Portrait of Joy Shi
Boston, Massachusetts

Joy Shi

Epidemiologist. Investigator. Methodologist.

I am an Assistant Professor of Medicine in the Mongan Institute at Massachusetts General Hospital and Harvard Medical School. I am also an Instructor in CAUSALab at Harvard T.H. Chan School of Public Health. My research focuses on applying and advancing causal inference methods to improve clinical and policy decision-making for chronic diseases. My work leverages large administrative health databases to evaluate the comparative effectiveness of interventions for cancer and cardiovascular diseases.

About Me

Research Interests

My current research focuses on applying causal inference methods in administrative health databases and other observational data to conduct target trial emulations which inform clinical and policy decision-making. This work has largely focused on evaluating screening strategies for colorectal cancer and prostate cancer using data from the Nordic-European Initiative on Colorectal Cancer (NordICC) trial and electronic health record data from the Veterans Health Administration, respectively.

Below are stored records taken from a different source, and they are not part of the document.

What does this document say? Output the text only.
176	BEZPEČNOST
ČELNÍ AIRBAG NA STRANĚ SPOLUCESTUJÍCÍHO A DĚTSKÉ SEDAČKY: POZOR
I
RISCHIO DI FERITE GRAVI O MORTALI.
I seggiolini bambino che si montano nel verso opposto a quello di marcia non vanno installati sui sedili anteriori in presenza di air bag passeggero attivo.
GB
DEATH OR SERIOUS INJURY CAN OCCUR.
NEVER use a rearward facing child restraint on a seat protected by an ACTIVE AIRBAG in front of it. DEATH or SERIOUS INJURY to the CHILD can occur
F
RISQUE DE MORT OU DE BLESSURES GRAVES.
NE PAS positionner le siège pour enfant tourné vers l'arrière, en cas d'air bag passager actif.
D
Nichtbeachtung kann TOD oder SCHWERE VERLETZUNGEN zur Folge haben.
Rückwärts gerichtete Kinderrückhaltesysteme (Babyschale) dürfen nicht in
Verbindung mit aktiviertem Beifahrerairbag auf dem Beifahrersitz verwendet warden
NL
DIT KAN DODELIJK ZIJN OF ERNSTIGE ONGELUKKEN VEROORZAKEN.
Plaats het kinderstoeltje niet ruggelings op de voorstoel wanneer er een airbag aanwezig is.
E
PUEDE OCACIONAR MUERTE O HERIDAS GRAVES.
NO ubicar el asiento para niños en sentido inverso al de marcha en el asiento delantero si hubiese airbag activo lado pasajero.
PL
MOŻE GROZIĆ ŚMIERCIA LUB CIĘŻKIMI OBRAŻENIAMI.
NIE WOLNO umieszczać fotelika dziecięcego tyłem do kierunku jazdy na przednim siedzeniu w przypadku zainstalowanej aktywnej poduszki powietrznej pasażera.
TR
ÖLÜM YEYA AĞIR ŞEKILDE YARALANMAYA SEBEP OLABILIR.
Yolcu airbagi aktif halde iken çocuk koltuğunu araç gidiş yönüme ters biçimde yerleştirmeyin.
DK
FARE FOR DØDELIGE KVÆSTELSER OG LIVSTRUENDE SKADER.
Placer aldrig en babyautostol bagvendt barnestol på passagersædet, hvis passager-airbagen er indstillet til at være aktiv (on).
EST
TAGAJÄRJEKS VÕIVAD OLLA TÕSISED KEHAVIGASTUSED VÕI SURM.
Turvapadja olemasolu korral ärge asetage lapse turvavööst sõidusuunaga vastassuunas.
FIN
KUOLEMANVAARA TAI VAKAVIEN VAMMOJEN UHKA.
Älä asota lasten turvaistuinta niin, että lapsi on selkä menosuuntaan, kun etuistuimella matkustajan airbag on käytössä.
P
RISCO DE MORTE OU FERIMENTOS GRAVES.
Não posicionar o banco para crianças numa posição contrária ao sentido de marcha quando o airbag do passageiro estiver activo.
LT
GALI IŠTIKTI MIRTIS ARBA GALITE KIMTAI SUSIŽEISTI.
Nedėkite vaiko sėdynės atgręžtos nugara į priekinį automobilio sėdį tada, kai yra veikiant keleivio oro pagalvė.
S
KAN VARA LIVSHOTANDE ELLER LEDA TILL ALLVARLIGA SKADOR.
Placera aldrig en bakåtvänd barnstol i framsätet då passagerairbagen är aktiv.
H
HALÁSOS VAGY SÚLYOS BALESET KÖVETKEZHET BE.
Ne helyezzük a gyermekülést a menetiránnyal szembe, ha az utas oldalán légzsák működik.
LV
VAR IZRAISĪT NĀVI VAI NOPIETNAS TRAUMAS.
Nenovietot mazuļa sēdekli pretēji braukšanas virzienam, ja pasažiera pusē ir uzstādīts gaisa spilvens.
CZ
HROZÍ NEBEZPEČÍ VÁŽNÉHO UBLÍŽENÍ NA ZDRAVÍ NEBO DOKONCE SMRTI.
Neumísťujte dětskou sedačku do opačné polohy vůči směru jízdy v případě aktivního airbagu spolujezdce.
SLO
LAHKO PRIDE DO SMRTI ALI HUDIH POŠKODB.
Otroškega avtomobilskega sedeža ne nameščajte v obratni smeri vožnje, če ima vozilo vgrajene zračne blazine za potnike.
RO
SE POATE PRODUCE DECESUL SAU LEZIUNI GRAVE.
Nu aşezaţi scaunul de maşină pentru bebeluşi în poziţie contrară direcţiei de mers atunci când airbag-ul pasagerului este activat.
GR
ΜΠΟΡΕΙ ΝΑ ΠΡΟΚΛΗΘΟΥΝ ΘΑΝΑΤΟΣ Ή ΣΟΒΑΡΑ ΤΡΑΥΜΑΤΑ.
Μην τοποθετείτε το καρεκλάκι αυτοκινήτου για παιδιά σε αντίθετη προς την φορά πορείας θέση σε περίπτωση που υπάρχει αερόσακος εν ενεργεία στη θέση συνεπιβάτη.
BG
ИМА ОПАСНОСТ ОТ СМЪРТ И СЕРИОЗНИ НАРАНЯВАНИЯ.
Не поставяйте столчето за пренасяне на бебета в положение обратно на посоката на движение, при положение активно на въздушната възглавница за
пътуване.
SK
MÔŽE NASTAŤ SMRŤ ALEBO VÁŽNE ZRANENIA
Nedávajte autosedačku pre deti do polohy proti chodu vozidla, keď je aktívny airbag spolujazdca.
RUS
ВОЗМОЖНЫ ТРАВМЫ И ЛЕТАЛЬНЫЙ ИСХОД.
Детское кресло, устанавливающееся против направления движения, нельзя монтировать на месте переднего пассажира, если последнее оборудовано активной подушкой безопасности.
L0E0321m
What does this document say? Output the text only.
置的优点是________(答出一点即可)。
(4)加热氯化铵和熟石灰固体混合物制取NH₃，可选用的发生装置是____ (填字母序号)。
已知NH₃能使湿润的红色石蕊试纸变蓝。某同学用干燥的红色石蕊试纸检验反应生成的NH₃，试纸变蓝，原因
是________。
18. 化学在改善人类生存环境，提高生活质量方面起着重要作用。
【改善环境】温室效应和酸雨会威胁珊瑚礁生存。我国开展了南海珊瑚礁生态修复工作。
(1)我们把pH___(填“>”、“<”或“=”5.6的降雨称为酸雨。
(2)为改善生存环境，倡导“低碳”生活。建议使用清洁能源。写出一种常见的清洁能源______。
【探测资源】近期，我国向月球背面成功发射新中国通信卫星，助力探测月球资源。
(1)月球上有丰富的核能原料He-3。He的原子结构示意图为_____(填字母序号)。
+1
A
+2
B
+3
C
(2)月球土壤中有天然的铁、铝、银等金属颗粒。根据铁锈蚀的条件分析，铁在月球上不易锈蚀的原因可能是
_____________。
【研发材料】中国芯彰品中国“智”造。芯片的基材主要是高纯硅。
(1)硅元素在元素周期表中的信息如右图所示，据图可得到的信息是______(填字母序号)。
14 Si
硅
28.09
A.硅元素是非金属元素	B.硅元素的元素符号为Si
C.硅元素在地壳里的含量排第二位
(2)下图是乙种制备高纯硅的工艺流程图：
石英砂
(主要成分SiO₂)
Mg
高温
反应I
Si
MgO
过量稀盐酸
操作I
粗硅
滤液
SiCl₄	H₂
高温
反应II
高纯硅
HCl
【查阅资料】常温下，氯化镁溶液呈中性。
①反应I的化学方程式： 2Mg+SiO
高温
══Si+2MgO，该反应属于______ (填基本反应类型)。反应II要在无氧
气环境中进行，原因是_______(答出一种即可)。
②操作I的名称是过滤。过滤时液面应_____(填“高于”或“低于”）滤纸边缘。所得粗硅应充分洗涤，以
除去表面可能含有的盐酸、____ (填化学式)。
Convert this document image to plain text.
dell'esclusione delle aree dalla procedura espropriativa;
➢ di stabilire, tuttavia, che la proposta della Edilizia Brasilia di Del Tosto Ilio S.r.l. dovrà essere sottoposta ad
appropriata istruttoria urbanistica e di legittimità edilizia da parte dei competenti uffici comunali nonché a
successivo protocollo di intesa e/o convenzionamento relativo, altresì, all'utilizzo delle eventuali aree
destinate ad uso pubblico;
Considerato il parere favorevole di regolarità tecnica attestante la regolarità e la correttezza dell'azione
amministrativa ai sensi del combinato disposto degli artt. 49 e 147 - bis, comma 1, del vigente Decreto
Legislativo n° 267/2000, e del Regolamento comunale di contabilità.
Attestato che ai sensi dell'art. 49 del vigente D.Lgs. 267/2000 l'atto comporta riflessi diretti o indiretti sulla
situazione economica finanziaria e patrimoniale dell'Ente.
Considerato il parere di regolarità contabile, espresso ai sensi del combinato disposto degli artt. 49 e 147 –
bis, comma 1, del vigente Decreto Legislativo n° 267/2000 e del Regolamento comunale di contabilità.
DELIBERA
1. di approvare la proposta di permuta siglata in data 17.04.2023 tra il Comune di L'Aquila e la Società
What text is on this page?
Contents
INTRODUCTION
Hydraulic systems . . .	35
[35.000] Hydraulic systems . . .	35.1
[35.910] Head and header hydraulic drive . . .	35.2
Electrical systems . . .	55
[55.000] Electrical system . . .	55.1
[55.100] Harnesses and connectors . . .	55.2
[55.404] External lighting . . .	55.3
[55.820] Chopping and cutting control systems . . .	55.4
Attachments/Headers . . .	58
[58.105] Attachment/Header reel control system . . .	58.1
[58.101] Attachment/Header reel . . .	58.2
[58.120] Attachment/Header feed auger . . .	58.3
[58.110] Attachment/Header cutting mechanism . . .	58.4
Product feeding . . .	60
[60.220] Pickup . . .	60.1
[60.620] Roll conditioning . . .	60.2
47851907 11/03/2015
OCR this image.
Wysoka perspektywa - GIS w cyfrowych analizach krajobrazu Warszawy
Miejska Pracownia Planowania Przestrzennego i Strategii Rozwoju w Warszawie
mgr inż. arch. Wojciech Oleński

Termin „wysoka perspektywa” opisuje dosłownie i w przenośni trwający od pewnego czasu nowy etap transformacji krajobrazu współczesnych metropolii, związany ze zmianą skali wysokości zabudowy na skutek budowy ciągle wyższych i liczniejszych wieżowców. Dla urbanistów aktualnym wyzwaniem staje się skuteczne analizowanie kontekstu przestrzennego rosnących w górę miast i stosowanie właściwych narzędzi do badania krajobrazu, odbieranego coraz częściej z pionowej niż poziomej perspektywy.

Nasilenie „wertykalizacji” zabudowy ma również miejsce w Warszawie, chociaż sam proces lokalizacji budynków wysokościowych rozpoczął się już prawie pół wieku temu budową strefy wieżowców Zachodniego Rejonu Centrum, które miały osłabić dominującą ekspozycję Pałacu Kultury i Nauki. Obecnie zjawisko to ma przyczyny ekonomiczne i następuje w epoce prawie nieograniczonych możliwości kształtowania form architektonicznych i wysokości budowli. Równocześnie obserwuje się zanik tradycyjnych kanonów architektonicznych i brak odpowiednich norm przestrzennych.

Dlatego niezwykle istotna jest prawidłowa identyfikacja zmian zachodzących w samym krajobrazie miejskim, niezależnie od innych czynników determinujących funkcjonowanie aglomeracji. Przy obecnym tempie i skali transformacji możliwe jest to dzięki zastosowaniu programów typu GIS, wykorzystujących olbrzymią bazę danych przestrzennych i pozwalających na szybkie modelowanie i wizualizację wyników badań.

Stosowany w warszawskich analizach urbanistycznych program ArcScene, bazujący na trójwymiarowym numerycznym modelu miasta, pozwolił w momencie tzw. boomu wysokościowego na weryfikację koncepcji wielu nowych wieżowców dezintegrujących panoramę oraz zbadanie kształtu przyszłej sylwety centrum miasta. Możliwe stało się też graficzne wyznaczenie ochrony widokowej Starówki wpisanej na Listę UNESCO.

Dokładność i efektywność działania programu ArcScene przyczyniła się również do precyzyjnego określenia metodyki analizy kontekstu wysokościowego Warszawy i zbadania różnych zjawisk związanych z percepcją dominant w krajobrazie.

Methodologically, my work focuses on addressing some of the limitations of instrumental variable methods, a statistical technique that can be used to estimate causal effects, even in the presence of unmeasured confounding. This includes (1) developing instrumental variable methods for time-varying treatments and outcomes (via g-estimation of structural models), and the application of these methods to Mendelian randomization (MR) studies; (2) evaluating and quantifying the impact of different study designs for Mendelian randomization; and (3) mitigating common sources of selection bias in Mendelian randomization studies.

Previous research (during my MSc in Epidemiology at Queen’s University and as a Data Analyst at the Center for Global Child Health at the Hospital for Sick Children) includes work in cancer epidemiology, genetics, and global child health and nutrition.

Teaching

I teach methods for causal inference at the Harvard T.H. Chan School of Public Health (as part of the Department of Epidemiology and CAUSALab).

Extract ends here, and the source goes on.